La fin des silos : une recherche intégrée et circulaire
L’innovation en santé ne suit plus un schéma linéaire allant du laboratoire au lit du patient. Franck Mouthon prône une coopération permanente entre les organismes nationaux de recherche (comme l’Inserm), les universités et les CHU.
Cette synergie repose sur l’assemblage de plusieurs types de données, notamment les données structurées issues des cohortes et des essais cliniques, et les données de vie réelle générées lors du soin quotidien. L’objectif est de créer un flux circulaire où les données de soin nourrissent la compréhension biologique et la définition de nouveaux modèles de pathologies.

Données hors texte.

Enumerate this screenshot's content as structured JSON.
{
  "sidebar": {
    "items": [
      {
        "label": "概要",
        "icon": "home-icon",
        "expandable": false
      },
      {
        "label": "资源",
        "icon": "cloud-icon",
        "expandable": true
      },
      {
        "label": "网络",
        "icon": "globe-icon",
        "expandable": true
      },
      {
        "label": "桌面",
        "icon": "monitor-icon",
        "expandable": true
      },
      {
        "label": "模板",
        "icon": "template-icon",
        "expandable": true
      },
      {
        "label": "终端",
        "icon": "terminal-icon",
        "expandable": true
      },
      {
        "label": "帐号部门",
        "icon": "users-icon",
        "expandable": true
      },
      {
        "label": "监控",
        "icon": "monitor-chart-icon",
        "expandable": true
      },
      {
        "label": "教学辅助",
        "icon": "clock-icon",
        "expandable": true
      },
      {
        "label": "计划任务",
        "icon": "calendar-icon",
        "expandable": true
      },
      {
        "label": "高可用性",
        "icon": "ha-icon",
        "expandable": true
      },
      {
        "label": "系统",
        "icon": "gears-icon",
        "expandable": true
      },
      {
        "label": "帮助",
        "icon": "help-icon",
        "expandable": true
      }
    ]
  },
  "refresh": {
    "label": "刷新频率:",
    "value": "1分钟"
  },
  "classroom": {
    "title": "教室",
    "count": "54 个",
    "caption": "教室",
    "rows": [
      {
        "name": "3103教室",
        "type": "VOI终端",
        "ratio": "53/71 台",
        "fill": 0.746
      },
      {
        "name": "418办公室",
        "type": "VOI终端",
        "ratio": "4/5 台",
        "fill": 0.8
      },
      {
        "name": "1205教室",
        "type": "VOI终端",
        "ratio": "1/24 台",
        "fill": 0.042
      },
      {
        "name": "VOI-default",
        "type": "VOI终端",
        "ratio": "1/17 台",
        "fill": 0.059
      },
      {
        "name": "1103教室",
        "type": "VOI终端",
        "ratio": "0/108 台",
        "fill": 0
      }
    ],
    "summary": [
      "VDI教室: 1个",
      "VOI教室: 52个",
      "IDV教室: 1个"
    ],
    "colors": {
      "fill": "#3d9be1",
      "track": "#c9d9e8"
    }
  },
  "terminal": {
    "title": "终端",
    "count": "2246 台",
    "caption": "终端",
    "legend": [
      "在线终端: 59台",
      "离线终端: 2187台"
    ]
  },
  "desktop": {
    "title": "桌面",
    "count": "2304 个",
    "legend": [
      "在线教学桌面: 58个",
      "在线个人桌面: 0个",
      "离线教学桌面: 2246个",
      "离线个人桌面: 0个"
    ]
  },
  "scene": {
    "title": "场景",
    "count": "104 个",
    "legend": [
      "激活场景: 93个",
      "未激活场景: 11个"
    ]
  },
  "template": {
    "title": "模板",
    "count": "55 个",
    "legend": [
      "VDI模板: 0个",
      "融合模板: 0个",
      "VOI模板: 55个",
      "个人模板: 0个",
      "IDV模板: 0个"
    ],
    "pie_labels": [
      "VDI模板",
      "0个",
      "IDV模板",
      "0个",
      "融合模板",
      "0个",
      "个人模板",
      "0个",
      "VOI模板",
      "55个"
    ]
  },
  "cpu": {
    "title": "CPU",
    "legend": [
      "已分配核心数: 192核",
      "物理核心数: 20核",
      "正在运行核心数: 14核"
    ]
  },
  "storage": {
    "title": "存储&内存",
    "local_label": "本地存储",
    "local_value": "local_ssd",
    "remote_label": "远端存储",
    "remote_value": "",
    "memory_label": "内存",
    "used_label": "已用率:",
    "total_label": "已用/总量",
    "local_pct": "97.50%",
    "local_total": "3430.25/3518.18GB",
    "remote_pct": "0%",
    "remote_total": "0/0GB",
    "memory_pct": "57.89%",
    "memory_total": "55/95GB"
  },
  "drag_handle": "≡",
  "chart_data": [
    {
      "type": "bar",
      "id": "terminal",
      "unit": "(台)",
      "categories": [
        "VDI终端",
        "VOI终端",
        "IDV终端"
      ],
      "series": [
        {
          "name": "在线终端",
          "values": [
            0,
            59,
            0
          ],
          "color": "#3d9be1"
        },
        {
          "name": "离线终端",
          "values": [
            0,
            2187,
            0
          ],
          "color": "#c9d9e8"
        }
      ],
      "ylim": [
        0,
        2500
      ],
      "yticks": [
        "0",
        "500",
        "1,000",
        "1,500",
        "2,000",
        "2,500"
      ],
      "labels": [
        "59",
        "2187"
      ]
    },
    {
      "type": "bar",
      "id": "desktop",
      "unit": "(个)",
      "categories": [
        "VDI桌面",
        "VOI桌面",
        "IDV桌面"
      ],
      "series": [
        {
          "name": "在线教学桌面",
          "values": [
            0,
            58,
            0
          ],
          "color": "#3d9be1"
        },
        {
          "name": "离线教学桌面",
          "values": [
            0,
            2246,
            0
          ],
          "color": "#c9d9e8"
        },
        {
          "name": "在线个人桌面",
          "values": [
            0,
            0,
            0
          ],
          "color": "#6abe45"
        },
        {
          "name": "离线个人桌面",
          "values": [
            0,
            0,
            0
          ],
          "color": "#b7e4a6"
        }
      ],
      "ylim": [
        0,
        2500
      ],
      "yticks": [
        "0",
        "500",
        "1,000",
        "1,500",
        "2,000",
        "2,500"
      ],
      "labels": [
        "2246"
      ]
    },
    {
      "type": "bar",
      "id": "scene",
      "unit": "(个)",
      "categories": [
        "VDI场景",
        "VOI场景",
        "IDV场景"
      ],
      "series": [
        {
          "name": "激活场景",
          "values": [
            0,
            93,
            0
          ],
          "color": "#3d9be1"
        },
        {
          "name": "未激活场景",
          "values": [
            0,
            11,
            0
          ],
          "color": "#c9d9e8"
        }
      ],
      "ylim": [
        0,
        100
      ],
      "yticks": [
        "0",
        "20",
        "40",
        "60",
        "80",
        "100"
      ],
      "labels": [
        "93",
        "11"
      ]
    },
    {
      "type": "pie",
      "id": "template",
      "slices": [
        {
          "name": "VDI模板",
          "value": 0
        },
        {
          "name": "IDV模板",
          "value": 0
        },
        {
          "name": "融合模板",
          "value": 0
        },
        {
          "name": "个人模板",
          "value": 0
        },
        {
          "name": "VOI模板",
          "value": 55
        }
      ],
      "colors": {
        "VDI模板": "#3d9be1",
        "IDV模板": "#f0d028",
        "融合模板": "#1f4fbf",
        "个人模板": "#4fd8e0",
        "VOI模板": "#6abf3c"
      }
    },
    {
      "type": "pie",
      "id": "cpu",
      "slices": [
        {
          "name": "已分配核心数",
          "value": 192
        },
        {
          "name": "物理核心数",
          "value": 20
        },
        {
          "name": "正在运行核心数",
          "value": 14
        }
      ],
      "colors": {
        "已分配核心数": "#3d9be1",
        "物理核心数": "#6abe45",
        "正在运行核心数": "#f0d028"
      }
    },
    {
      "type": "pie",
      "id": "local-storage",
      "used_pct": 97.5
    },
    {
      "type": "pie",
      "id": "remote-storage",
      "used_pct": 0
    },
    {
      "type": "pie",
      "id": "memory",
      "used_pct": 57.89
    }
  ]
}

L’impact territorial et la prévention de précision
Le recours à la science des données trouve des applications concrètes dans le pilotage des politiques publiques de santé. À Bordeaux, des méthodologies avancées ont été développées pour optimiser les parcours de soins de pathologies critiques comme l’infarctus du myocarde ou l’AVC (Accident Vasculaire Cérébral).
Le déploiement de l’IA générative marque une rupture doctrinale. En analysant l’historique de consommation de soins, ces technologies permettent de prédire des risques pathologiques à un horizon de 10 à 20 ans. Cette approche transforme la médecine populationnelle en une prévention de précision individuelle.
Pour réussir cette transformation, ce professionnel de l’Inserm rappelle que la confiance du citoyen est impérative, notamment dans le cadre de l’Espace Européen des Données de Santé, afin de garantir une valorisation éthique et souveraine des données.